Experimental and numerical investigation of chemical-loop steam methane reforming on monolithic BaCoO 3 /CeO 2 oxygen

Chemical looping steam methane reforming (CL-SMR) is a promising approach to co-production of syngas and hydrogen. As the CL-SMR process relies on the redox reaction of the oxygen carriers, the reactivity of oxygen carriers is crucial in the performance of CL-SMR. In this study, a monolithic BaCoO3/CeO2 oxygen carrier was synthesized, and the reaction performance was evaluated in CL-SMR. The kinetic parameters were determined based on Sestak-Berggren model, an unsteady-state CFD model was established to predict the dynamic reaction processes in three reaction stages of CL-SMR. The result suggests that the flow rate of inlet gas in reaction stages could affect the mass transfer during gas-solid reactions, and then change the evolution and distribution of reaction rate in monolithic oxygen carrier.

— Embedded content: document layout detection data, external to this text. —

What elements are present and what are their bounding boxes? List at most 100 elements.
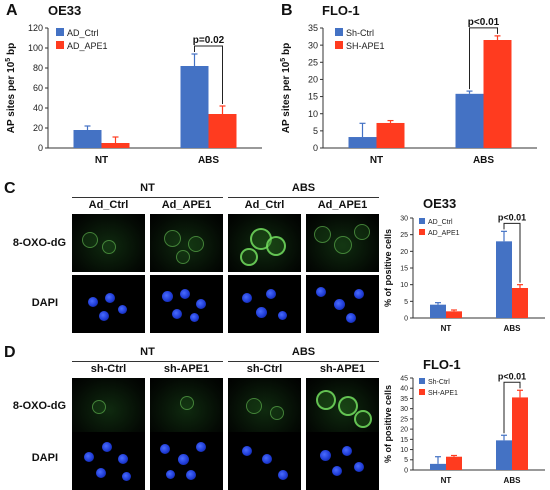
chart-b-bar-sh-ape1-nt xyxy=(376,122,405,148)
chart-d-y-tick-label: 0 xyxy=(404,467,408,474)
chart-b-y-tick-label: 20 xyxy=(308,75,318,85)
chart-b-y-tick-label: 0 xyxy=(313,143,318,153)
panel-d-group-nt: NT xyxy=(140,346,155,358)
chart-b-bar-sh-ctrl-nt xyxy=(348,137,377,148)
chart-d-title: FLO-1 xyxy=(423,357,461,372)
panel-c-image-abs-ctrl-8oxodg xyxy=(228,214,301,272)
chart-d-bar-sh-ape1-nt xyxy=(446,456,462,470)
chart-a-y-tick-label: 80 xyxy=(33,63,43,73)
panel-c-group-nt-line xyxy=(72,197,223,198)
panel-c-col-4: Ad_APE1 xyxy=(317,199,368,211)
panel-d-image-abs-ape1-8oxodg xyxy=(306,378,379,436)
panel-c-image-abs-ctrl-dapi xyxy=(228,275,301,333)
panel-letter-b: B xyxy=(281,2,293,19)
chart-b-y-tick-label: 25 xyxy=(308,57,318,67)
chart-c-legend-label: AD_Ctrl xyxy=(428,219,453,226)
chart-d-y-tick-label: 45 xyxy=(400,375,408,382)
chart-c-bracket-line xyxy=(503,222,521,283)
chart-b-title: FLO-1 xyxy=(322,3,360,18)
chart-d-y-tick-label: 30 xyxy=(400,406,408,413)
chart-b-x-tick-label: NT xyxy=(370,155,383,166)
panel-c-col-3: Ad_Ctrl xyxy=(244,199,285,211)
panel-c-group-abs-line xyxy=(228,197,379,198)
chart-c-x-tick-label: NT xyxy=(441,324,452,333)
panel-c-image-abs-ape1-8oxodg xyxy=(306,214,379,272)
chart-b-p-value: p<0.01 xyxy=(468,18,500,28)
chart-c-p-value: p<0.01 xyxy=(498,212,526,222)
chart-a-x-tick-label: NT xyxy=(95,155,108,166)
chart-a-y-tick-label: 120 xyxy=(28,23,43,33)
chart-b-legend-swatch xyxy=(335,41,343,49)
chart-d-y-tick-label: 20 xyxy=(400,427,408,434)
chart-a-y-tick-label: 100 xyxy=(28,43,43,53)
panel-d-image-abs-ctrl-8oxodg xyxy=(228,378,301,436)
chart-d-legend-swatch xyxy=(419,389,425,395)
chart-d-y-label: % of positive cells xyxy=(383,385,393,463)
panel-d-image-abs-ape1-dapi xyxy=(306,432,379,490)
chart-c-bar-ad-ctrl-nt xyxy=(430,304,446,318)
chart-b-legend-label: Sh-Ctrl xyxy=(346,28,374,38)
chart-a-y-label: AP sites per 105 bp xyxy=(5,43,17,133)
chart-a-legend-label: AD_APE1 xyxy=(67,41,108,51)
chart-b-legend-label: SH-APE1 xyxy=(346,41,385,51)
panel-d-image-abs-ctrl-dapi xyxy=(228,432,301,490)
panel-letter-a: A xyxy=(6,2,18,19)
chart-d-bracket-line xyxy=(503,381,521,434)
chart-b-y-tick-label: 10 xyxy=(308,109,318,119)
chart-a-y-tick-label: 0 xyxy=(38,143,43,153)
chart-b-bar-sh-ape1-abs xyxy=(483,40,512,148)
panel-c-image-nt-ape1-8oxodg xyxy=(150,214,223,272)
chart-b-y-tick-label: 15 xyxy=(308,92,318,102)
panel-c-image-abs-ape1-dapi xyxy=(306,275,379,333)
chart-d-legend-swatch xyxy=(419,378,425,384)
chart-b-y-tick-label: 5 xyxy=(313,126,318,136)
chart-d-legend-label: SH-APE1 xyxy=(428,390,458,397)
chart-d-bar-sh-ape1-abs xyxy=(512,397,528,470)
chart-b-legend-swatch xyxy=(335,28,343,36)
chart-a: 0 20 40 60 80 100 120 AP sites per 105 bp NT ABS p… xyxy=(5,23,262,166)
chart-a-x-tick-label: ABS xyxy=(198,155,219,166)
panel-d-image-nt-ctrl-dapi xyxy=(72,432,145,490)
panel-c-col-1: Ad_Ctrl xyxy=(88,199,129,211)
chart-c-significance-bracket xyxy=(503,222,521,283)
panel-letter-c: C xyxy=(4,180,16,197)
panel-d-col-3: sh-Ctrl xyxy=(246,363,283,375)
chart-d-significance-bracket xyxy=(503,381,521,434)
chart-d-y-tick-label: 35 xyxy=(400,396,408,403)
chart-d-x-tick-label: NT xyxy=(441,476,452,485)
chart-a-legend-label: AD_Ctrl xyxy=(67,28,99,38)
chart-d-bar-sh-ctrl-abs xyxy=(496,440,512,470)
panel-d-image-nt-ctrl-8oxodg xyxy=(72,378,145,436)
chart-c-y-tick-label: 30 xyxy=(400,215,408,222)
panel-c-group-nt: NT xyxy=(140,182,155,194)
chart-a-bar-ad-ctrl-nt xyxy=(73,130,102,148)
chart-c-legend-swatch xyxy=(419,229,425,235)
panel-c-image-nt-ctrl-dapi xyxy=(72,275,145,333)
chart-d-y-tick-label: 5 xyxy=(404,457,408,464)
panel-d-image-nt-ape1-dapi xyxy=(150,432,223,490)
chart-a-title: OE33 xyxy=(48,3,82,18)
panel-d-group-abs: ABS xyxy=(291,346,316,358)
panel-c-col-2: Ad_APE1 xyxy=(161,199,212,211)
chart-d-y-tick-label: 25 xyxy=(400,416,408,423)
chart-c-y-label: % of positive cells xyxy=(383,229,393,307)
chart-d-p-value: p<0.01 xyxy=(498,371,526,381)
panel-c-row-8oxodg: 8-OXO-dG xyxy=(12,237,66,249)
chart-b-y-tick-label: 30 xyxy=(308,40,318,50)
panel-d-col-2: sh-APE1 xyxy=(163,363,210,375)
chart-c-bar-ad-ape1-nt xyxy=(446,311,462,318)
chart-c-y-tick-label: 20 xyxy=(400,249,408,256)
chart-c-y-tick-label: 15 xyxy=(400,265,408,272)
panel-d-row-dapi: DAPI xyxy=(31,452,58,464)
panel-letter-d: D xyxy=(4,344,16,361)
panel-d-col-4: sh-APE1 xyxy=(319,363,366,375)
chart-b-x-tick-label: ABS xyxy=(473,155,494,166)
chart-a-bracket-line xyxy=(194,45,223,104)
chart-a-p-value: p=0.02 xyxy=(193,35,225,46)
panel-d-col-1: sh-Ctrl xyxy=(90,363,127,375)
panel-c-image-nt-ape1-dapi xyxy=(150,275,223,333)
chart-c-y-tick-label: 10 xyxy=(400,282,408,289)
panel-d-image-nt-ape1-8oxodg xyxy=(150,378,223,436)
chart-b-significance-bracket xyxy=(469,27,498,90)
chart-b-bar-sh-ctrl-abs xyxy=(455,93,484,148)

Increasing the flow rate could improve the uniformity of reaction rate distribution and decrease the time consumption for cyclic process, but decreased the concentration of gas productions and increased the burden of gas product separation at the same time. Among three reaction stages, the conversion of oxygen carrier was accelerated with the increase of temperature, and the varied half-life time of conversions suggested that the reactivity in RS stage is intense and the reactivity in AC stage is mild.